Applicable to geothermal wells: yes

Mixed: at surface

Embodiment 4

[0095] Tn yet another embodiment, flexible particles are formed by droplets of gas (in the form of energized fluid or in the form of foam) in suspended in a single-stage sandstone acid. Droplets or foam is stabilized and suspended by a surfactant. Non-limiting examples of gas may include air, nitrogen, CO2, and argon.

[0096] Air droplet size and/or foam quality can be varied by selection of surfactant and by a mixing shear rate. Air bubbles of foam structure would cause extra resistance in pores with comparable size, thus diverting fluid to the sections with lower permeability.

[0097] Figure 16 is a chart comparing concentration to foam agent and foam height, halflife, and performance index.

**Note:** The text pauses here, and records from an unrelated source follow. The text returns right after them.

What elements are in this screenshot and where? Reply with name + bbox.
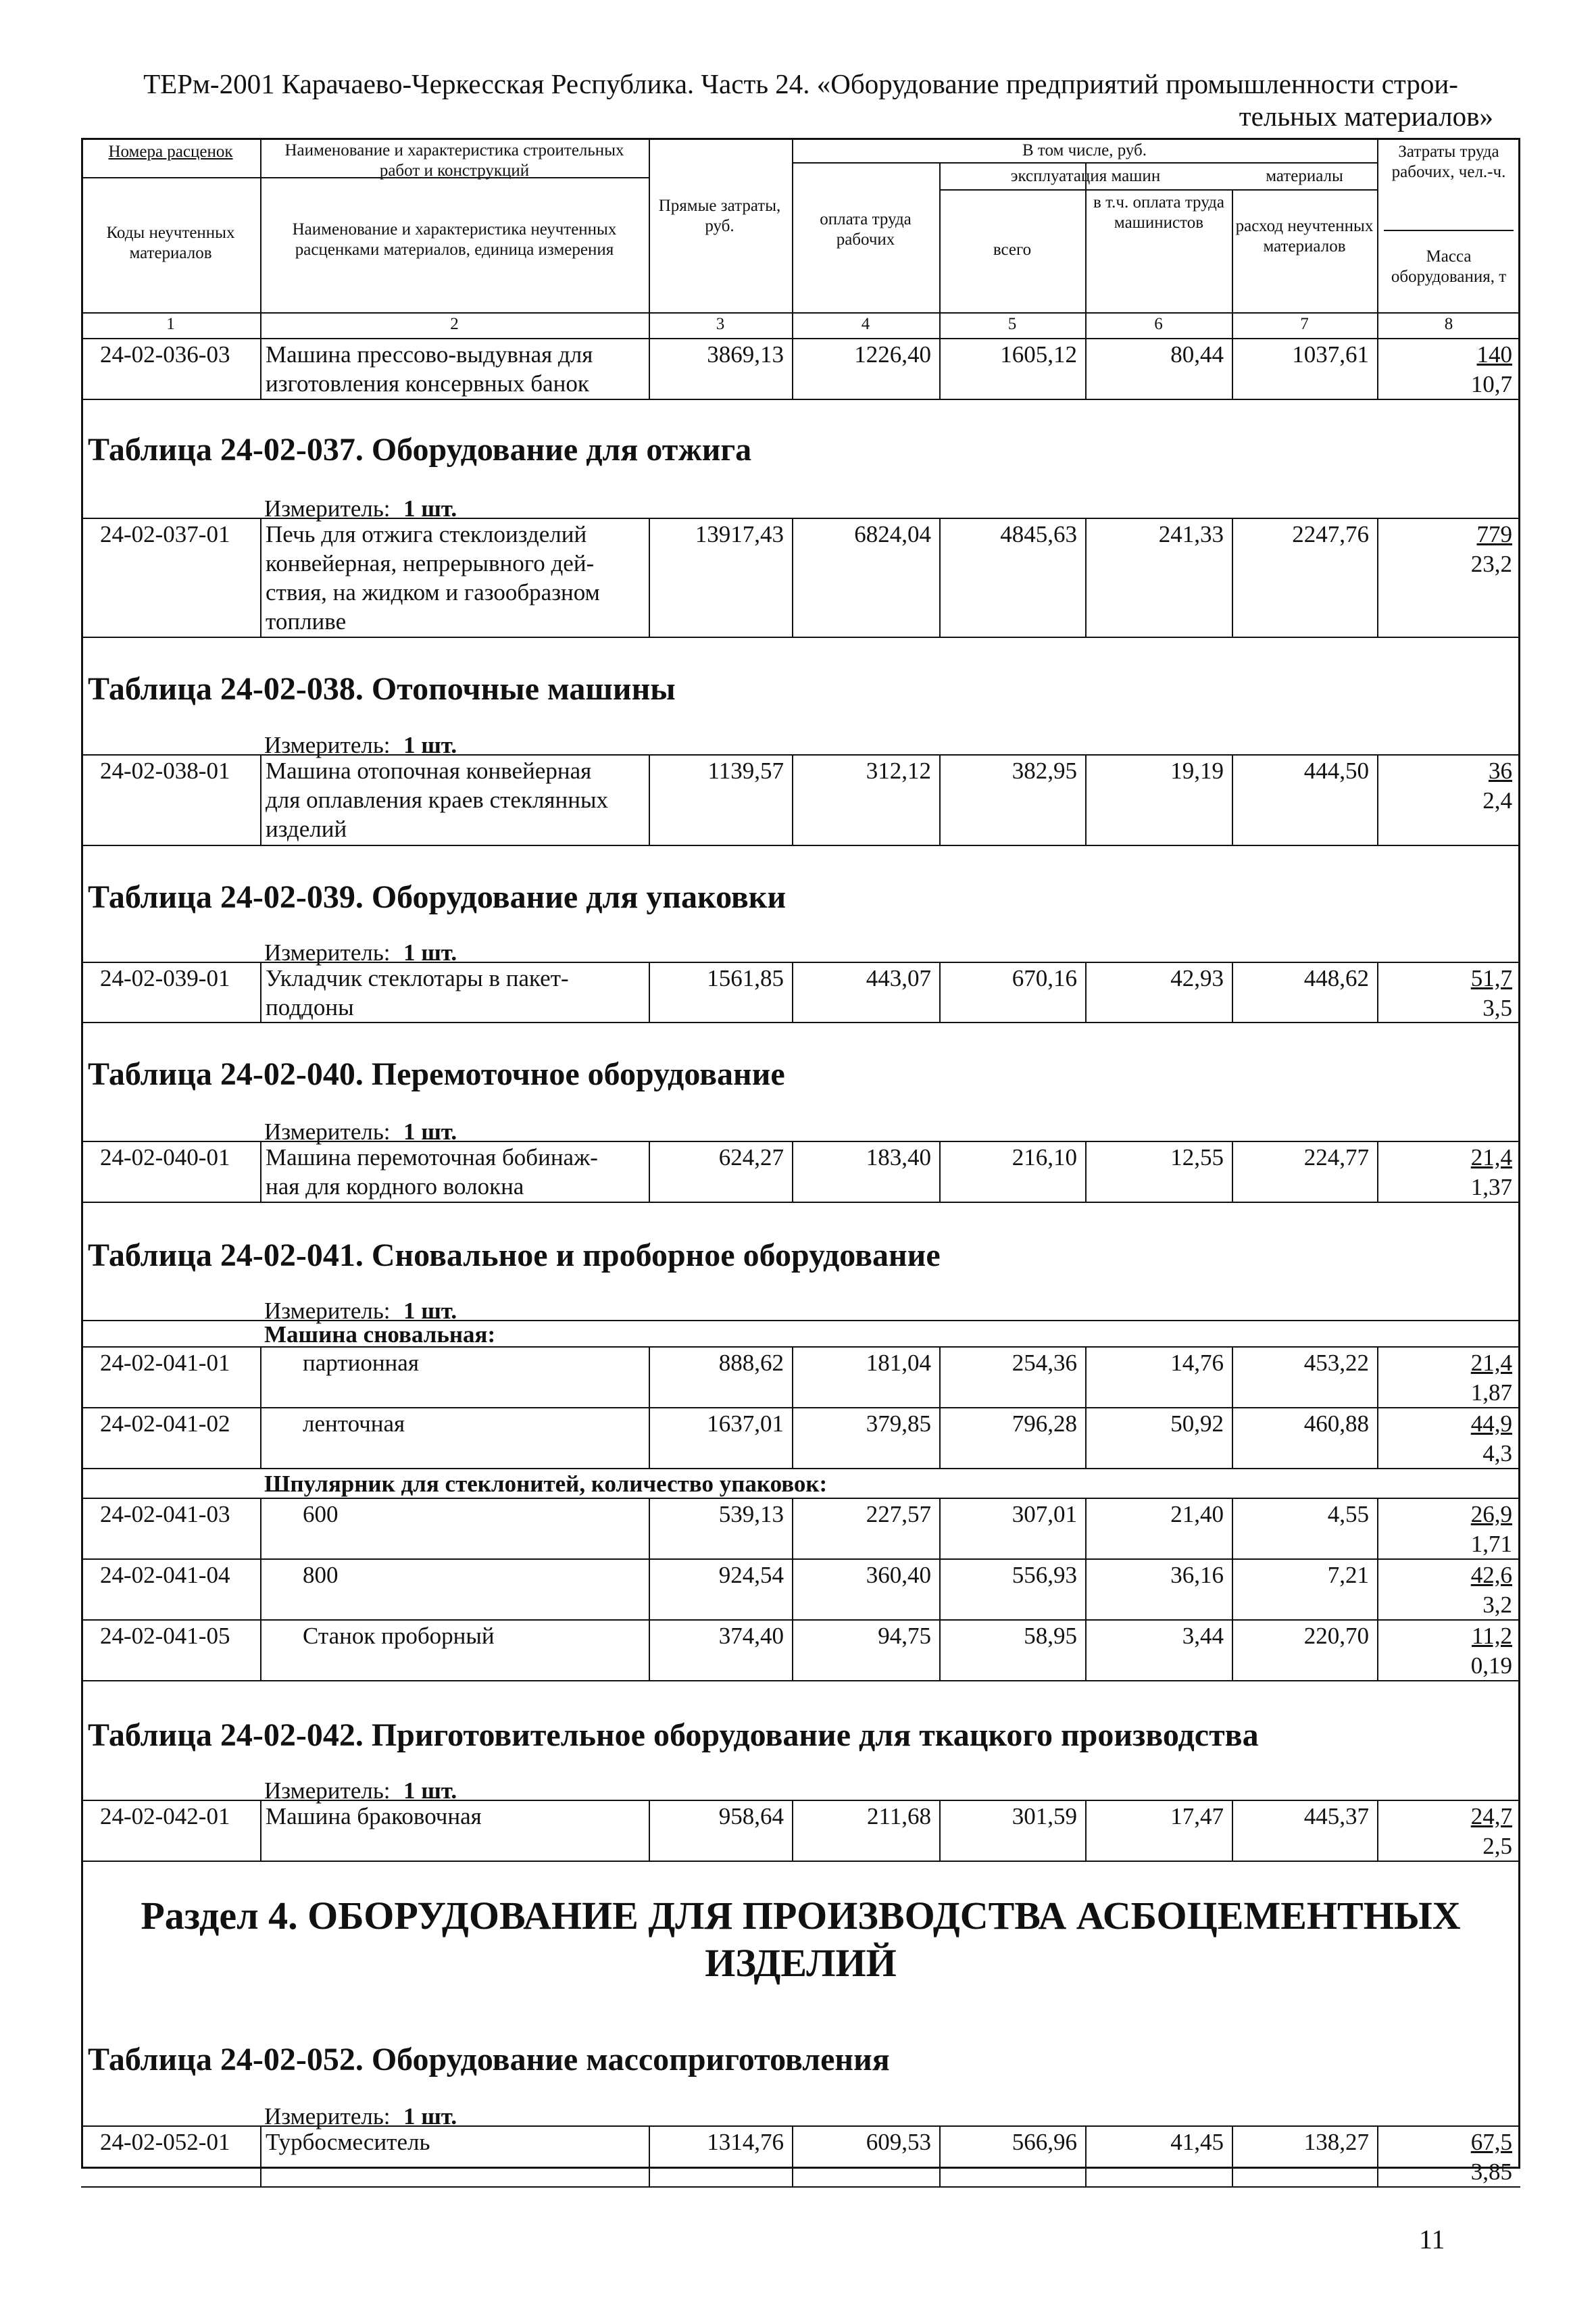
column-line — [1085, 754, 1087, 845]
column-line — [939, 754, 941, 845]
rate-direct: 1139,57 — [707, 758, 784, 784]
column-line — [1232, 338, 1233, 399]
rate-direct: 1637,01 — [707, 1410, 784, 1437]
rate-mach: 254,36 — [1012, 1350, 1077, 1376]
rule-line — [81, 1346, 1520, 1348]
rate-name: Машина прессово-выдувная для — [266, 341, 593, 368]
rate-name: 800 — [303, 1562, 339, 1588]
table-title: Таблица 24-02-042. Приготовительное оборудование для ткацкого производства — [88, 1717, 1259, 1753]
column-line — [260, 962, 261, 1022]
rate-mass: 2,4 — [1482, 787, 1512, 814]
rate-code: 24-02-041-02 — [100, 1410, 230, 1437]
rate-mach: 216,10 — [1012, 1144, 1077, 1171]
rate-direct: 1561,85 — [707, 965, 784, 991]
rule-line — [81, 399, 1520, 400]
rate-mass: 4,3 — [1482, 1440, 1512, 1467]
rate-mass: 23,2 — [1470, 551, 1512, 577]
rate-direct: 1314,76 — [707, 2129, 784, 2155]
column-line — [939, 2125, 941, 2186]
measure-value: 1 шт. — [403, 1298, 457, 1324]
rate-labor: 140 — [1476, 341, 1512, 368]
column-line — [792, 138, 793, 338]
rate-name: конвейерная, непрерывного дей- — [266, 550, 595, 576]
rate-mat: 138,27 — [1303, 2129, 1369, 2155]
rate-mach: 796,28 — [1012, 1410, 1077, 1437]
rate-mpay: 80,44 — [1170, 341, 1224, 368]
header-col5: всего — [993, 241, 1032, 259]
rate-pay: 227,57 — [866, 1501, 931, 1527]
column-line — [1085, 1407, 1087, 1468]
rate-mpay: 36,16 — [1170, 1562, 1224, 1588]
rate-mpay: 19,19 — [1170, 758, 1224, 784]
column-line — [260, 754, 261, 845]
header-col6: в т.ч. оплата труда машинистов — [1093, 193, 1224, 232]
header-col7: расход неучтенных материалов — [1235, 217, 1374, 255]
rate-mass: 2,5 — [1482, 1833, 1512, 1859]
rate-name: для оплавления краев стеклянных — [266, 787, 608, 813]
rule-line — [81, 1619, 1520, 1621]
rate-code: 24-02-041-01 — [100, 1350, 230, 1376]
rule-line — [81, 754, 1520, 756]
rate-direct: 3869,13 — [707, 341, 784, 368]
measure-label: Измеритель: — [264, 732, 391, 758]
column-line — [260, 1558, 261, 1619]
measure-label: Измеритель: — [264, 1777, 391, 1804]
rate-pay: 360,40 — [866, 1562, 931, 1588]
measure-label: Измеритель: — [264, 2103, 391, 2130]
table-title: Таблица 24-02-052. Оборудование массоприготовления — [88, 2042, 890, 2077]
rule-line — [792, 162, 1377, 164]
rate-code: 24-02-041-04 — [100, 1562, 230, 1588]
measure-label: Измеритель: — [264, 939, 391, 966]
rate-mach: 307,01 — [1012, 1501, 1077, 1527]
rate-mass: 3,5 — [1482, 995, 1512, 1021]
rate-mat: 460,88 — [1303, 1410, 1369, 1437]
page-header-line1: ТЕРм-2001 Карачаево-Черкесская Республика. Часть 24. «Оборудование предприятий промышленности строи- — [143, 68, 1458, 99]
rate-code: 24-02-042-01 — [100, 1803, 230, 1829]
rate-labor: 36 — [1489, 758, 1512, 784]
rule-line — [81, 845, 1520, 846]
rate-mass: 1,71 — [1470, 1531, 1512, 1557]
rate-labor: 24,7 — [1470, 1803, 1512, 1829]
rate-mass: 0,19 — [1470, 1652, 1512, 1679]
header-incl: В том числе, руб. — [1022, 141, 1147, 159]
column-line — [792, 1346, 793, 1407]
column-line — [792, 1619, 793, 1680]
measure-value: 1 шт. — [403, 1777, 457, 1804]
header-col-number: 4 — [861, 315, 870, 333]
column-line — [260, 1619, 261, 1680]
rate-direct: 539,13 — [718, 1501, 784, 1527]
rate-code: 24-02-037-01 — [100, 521, 230, 547]
column-line — [260, 518, 261, 637]
header-col-number: 8 — [1444, 315, 1453, 333]
rate-direct: 624,27 — [718, 1144, 784, 1171]
rate-mass: 3,2 — [1482, 1592, 1512, 1618]
column-line — [792, 1498, 793, 1558]
column-line — [260, 1800, 261, 1861]
rule-line — [81, 338, 1520, 339]
column-line — [1232, 1800, 1233, 1861]
rate-name: Машина отопочная конвейерная — [266, 758, 592, 784]
rate-mach: 670,16 — [1012, 965, 1077, 991]
column-line — [939, 1619, 941, 1680]
rate-mpay: 41,45 — [1170, 2129, 1224, 2155]
rate-mach: 556,93 — [1012, 1562, 1077, 1588]
rate-mach: 1605,12 — [1000, 341, 1077, 368]
header-materials: материалы — [1266, 167, 1343, 185]
table-title: Таблица 24-02-037. Оборудование для отжига — [88, 432, 752, 468]
rule-line — [81, 1202, 1520, 1203]
rate-pay: 609,53 — [866, 2129, 931, 2155]
header-machines: эксплуатация машин — [1010, 167, 1161, 185]
rate-code: 24-02-041-05 — [100, 1623, 230, 1649]
rule-line — [81, 2186, 1520, 2188]
column-line — [939, 1346, 941, 1407]
rate-name: ствия, на жидком и газообразном — [266, 579, 600, 606]
column-line — [792, 338, 793, 399]
rate-pay: 379,85 — [866, 1410, 931, 1437]
rate-labor: 779 — [1476, 521, 1512, 547]
column-line — [1085, 1619, 1087, 1680]
column-line — [260, 338, 261, 399]
rate-mat: 7,21 — [1327, 1562, 1369, 1588]
measure-label: Измеритель: — [264, 495, 391, 522]
rate-pay: 1226,40 — [854, 341, 931, 368]
rate-mass: 3,85 — [1470, 2159, 1512, 2185]
rate-mpay: 50,92 — [1170, 1410, 1224, 1437]
rate-pay: 211,68 — [867, 1803, 931, 1829]
rate-mpay: 21,40 — [1170, 1501, 1224, 1527]
column-line — [260, 138, 261, 338]
rule-line — [81, 1558, 1520, 1560]
rate-mass: 1,37 — [1470, 1174, 1512, 1200]
rate-mat: 444,50 — [1303, 758, 1369, 784]
rule-line — [81, 1141, 1520, 1142]
measure-value: 1 шт. — [403, 1118, 457, 1145]
column-line — [1085, 1800, 1087, 1861]
rate-name: ная для кордного волокна — [266, 1173, 524, 1200]
table-title: Таблица 24-02-039. Оборудование для упаковки — [88, 879, 787, 915]
column-line — [939, 962, 941, 1022]
measure-label: Измеритель: — [264, 1118, 391, 1145]
rule-line — [81, 962, 1520, 963]
measure-value: 1 шт. — [403, 732, 457, 758]
rate-mat: 2247,76 — [1292, 521, 1369, 547]
rate-name: Укладчик стеклотары в пакет- — [266, 965, 569, 991]
table-title: Таблица 24-02-040. Перемоточное оборудование — [88, 1056, 785, 1092]
column-line — [1085, 1346, 1087, 1407]
header-col8-a: Затраты труда рабочих, чел.-ч. — [1391, 143, 1506, 181]
rate-mat: 453,22 — [1303, 1350, 1369, 1376]
rate-name: 600 — [303, 1501, 339, 1527]
rule-line — [81, 1498, 1520, 1499]
rate-mach: 58,95 — [1024, 1623, 1077, 1649]
measure-value: 1 шт. — [403, 495, 457, 522]
rule-line — [81, 177, 260, 178]
rate-labor: 26,9 — [1470, 1501, 1512, 1527]
page-number: 11 — [1419, 2224, 1445, 2255]
column-line — [939, 1558, 941, 1619]
subheading: Машина сновальная: — [264, 1321, 496, 1348]
rate-name: партионная — [303, 1350, 419, 1376]
rate-mat: 1037,61 — [1292, 341, 1369, 368]
rate-mat: 224,77 — [1303, 1144, 1369, 1171]
rate-code: 24-02-052-01 — [100, 2129, 230, 2155]
rate-pay: 183,40 — [866, 1144, 931, 1171]
column-line — [792, 518, 793, 637]
column-line — [939, 1800, 941, 1861]
column-line — [1232, 962, 1233, 1022]
rate-mpay: 12,55 — [1170, 1144, 1224, 1171]
column-line — [792, 2125, 793, 2186]
rate-direct: 958,64 — [718, 1803, 784, 1829]
rate-labor: 21,4 — [1470, 1350, 1512, 1376]
column-line — [1085, 162, 1087, 338]
rate-labor: 51,7 — [1470, 965, 1512, 991]
rate-name: ленточная — [303, 1410, 405, 1437]
measure-value: 1 шт. — [403, 939, 457, 966]
table-title: Таблица 24-02-041. Сновальное и проборное оборудование — [88, 1237, 941, 1273]
column-line — [1232, 1558, 1233, 1619]
rate-mpay: 3,44 — [1182, 1623, 1224, 1649]
column-line — [1232, 1407, 1233, 1468]
rate-name: Машина перемоточная бобинаж- — [266, 1144, 598, 1171]
rate-name: поддоны — [266, 994, 354, 1020]
header-col-number: 5 — [1007, 315, 1017, 333]
rate-mat: 220,70 — [1303, 1623, 1369, 1649]
column-line — [1232, 518, 1233, 637]
column-line — [1085, 518, 1087, 637]
rate-mass: 1,87 — [1470, 1379, 1512, 1406]
column-line — [792, 1800, 793, 1861]
header-col2-a: Наименование и характеристика строительных работ и конструкций — [284, 141, 624, 180]
rate-pay: 312,12 — [866, 758, 931, 784]
column-line — [1085, 1558, 1087, 1619]
rule-line — [1384, 230, 1514, 231]
header-col1-a: Номера расценок — [108, 143, 233, 161]
column-line — [792, 1558, 793, 1619]
rule-line — [81, 518, 1520, 519]
column-line — [939, 518, 941, 637]
column-line — [1085, 1498, 1087, 1558]
rate-direct: 374,40 — [718, 1623, 784, 1649]
rate-labor: 11,2 — [1472, 1623, 1512, 1649]
column-line — [1232, 1346, 1233, 1407]
rate-direct: 888,62 — [718, 1350, 784, 1376]
rate-name: топливе — [266, 608, 347, 635]
rule-line — [81, 1407, 1520, 1408]
header-col1-b: Коды неучтенных материалов — [106, 224, 235, 262]
rate-name: Станок проборный — [303, 1623, 495, 1649]
rule-line — [81, 2125, 1520, 2127]
rate-mpay: 17,47 — [1170, 1803, 1224, 1829]
header-col3: Прямые затраты, руб. — [658, 197, 781, 235]
column-line — [260, 1407, 261, 1468]
column-line — [1232, 1498, 1233, 1558]
rule-line — [81, 637, 1520, 638]
rate-labor: 44,9 — [1470, 1410, 1512, 1437]
header-col-number: 3 — [716, 315, 725, 333]
rate-mach: 382,95 — [1012, 758, 1077, 784]
column-line — [1232, 754, 1233, 845]
column-line — [792, 1407, 793, 1468]
rate-mach: 4845,63 — [1000, 521, 1077, 547]
column-line — [1085, 2125, 1087, 2186]
header-col-number: 1 — [166, 315, 175, 333]
rate-mpay: 14,76 — [1170, 1350, 1224, 1376]
rate-code: 24-02-039-01 — [100, 965, 230, 991]
rule-line — [81, 1861, 1520, 1862]
rate-direct: 924,54 — [718, 1562, 784, 1588]
column-line — [939, 1498, 941, 1558]
rate-mpay: 241,33 — [1158, 521, 1224, 547]
rule-line — [81, 1800, 1520, 1801]
rate-pay: 181,04 — [866, 1350, 931, 1376]
rate-name: изделий — [266, 816, 347, 842]
column-line — [260, 1141, 261, 1202]
column-line — [1085, 338, 1087, 399]
column-line — [649, 138, 650, 338]
rate-labor: 67,5 — [1470, 2129, 1512, 2155]
rate-mach: 566,96 — [1012, 2129, 1077, 2155]
section-title-line1: Раздел 4. ОБОРУДОВАНИЕ ДЛЯ ПРОИЗВОДСТВА АСБОЦЕМЕНТНЫХ — [141, 1894, 1461, 1938]
rule-line — [81, 1468, 1520, 1469]
column-line — [1232, 1619, 1233, 1680]
column-line — [1085, 962, 1087, 1022]
header-col2-b: Наименование и характеристика неучтенных расценками материалов, единица измерения — [292, 220, 617, 259]
rate-code: 24-02-040-01 — [100, 1144, 230, 1171]
rate-labor: 42,6 — [1470, 1562, 1512, 1588]
rate-pay: 94,75 — [878, 1623, 931, 1649]
rate-name: Машина браковочная — [266, 1803, 482, 1829]
rate-code: 24-02-036-03 — [100, 341, 230, 368]
rate-direct: 13917,43 — [695, 521, 784, 547]
column-line — [939, 162, 941, 338]
rate-mpay: 42,93 — [1170, 965, 1224, 991]
column-line — [939, 338, 941, 399]
column-line — [1232, 2125, 1233, 2186]
table-title: Таблица 24-02-038. Отопочные машины — [88, 671, 676, 707]
column-line — [792, 962, 793, 1022]
rate-name: Печь для отжига стеклоизделий — [266, 521, 587, 547]
header-col8-b: Масса оборудования, т — [1391, 247, 1507, 286]
header-col4: оплата труда рабочих — [820, 210, 912, 249]
column-line — [792, 1141, 793, 1202]
rule-line — [81, 312, 1520, 314]
rate-name: изготовления консервных банок — [266, 370, 589, 397]
measure-value: 1 шт. — [403, 2103, 457, 2130]
rate-name: Турбосмеситель — [266, 2129, 430, 2155]
rate-mass: 10,7 — [1470, 371, 1512, 397]
rate-mach: 301,59 — [1012, 1803, 1077, 1829]
rule-line — [81, 1680, 1520, 1681]
column-line — [792, 754, 793, 845]
measure-label: Измеритель: — [264, 1298, 391, 1324]
column-line — [260, 1346, 261, 1407]
subheading: Шпулярник для стеклонитей, количество упаковок: — [264, 1471, 828, 1497]
column-line — [939, 1407, 941, 1468]
column-line — [939, 1141, 941, 1202]
rate-mat: 448,62 — [1303, 965, 1369, 991]
rate-code: 24-02-041-03 — [100, 1501, 230, 1527]
section-title-line2: ИЗДЕЛИЙ — [705, 1941, 897, 1985]
rate-pay: 6824,04 — [854, 521, 931, 547]
header-col-number: 7 — [1300, 315, 1309, 333]
header-col-number: 2 — [450, 315, 459, 333]
rate-mat: 445,37 — [1303, 1803, 1369, 1829]
rate-labor: 21,4 — [1470, 1144, 1512, 1171]
rate-pay: 443,07 — [866, 965, 931, 991]
column-line — [260, 2125, 261, 2186]
column-line — [1377, 138, 1378, 338]
header-col-number: 6 — [1154, 315, 1163, 333]
column-line — [1085, 1141, 1087, 1202]
rate-mat: 4,55 — [1327, 1501, 1369, 1527]
page-header-line2: тельных материалов» — [1239, 101, 1493, 132]
rate-code: 24-02-038-01 — [100, 758, 230, 784]
rule-line — [939, 189, 1377, 191]
column-line — [1232, 1141, 1233, 1202]
column-line — [260, 1498, 261, 1558]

It includes half-life observations as a function of surfactant concentration of fluids with a listed composition at room temperature.

Embodiment 4 application range Formation type: Sandstone

Pore throat size range: 0.01 pm - 100 pm

Permeability contrast: 1.1 - 30

BHT range: 70 - 350 °F

Completion type: cased, open hole wells, compatible with gravel pack

Well type: producer or injector

Gas examples: air, nitrogen, CO2, argon

Applicable to geothermal wells: yes

Mixed: at surface

Embodiment 5

[0098] Embodiment 5 tests a solid suspension. Figure 17 provides the results of coreflow tests over time including preflush, single stage acid injection, and ammonium chloride brine postflush with no, 60 ppt particulates, and 100 ppt particulates. Figure 18 summarizes a comparison of percentage of degradation over time for four temperature profiles including 250, 225, 190, and 130 °F.

[0099] Although the preceding description has been described herein with reference to particular means, materials and embodiments, it is not intended to be limited to the particulars disclosed herein; rather, it extends to all functionally equivalent structures, methods, and uses, such as are within the scope of the appended claims.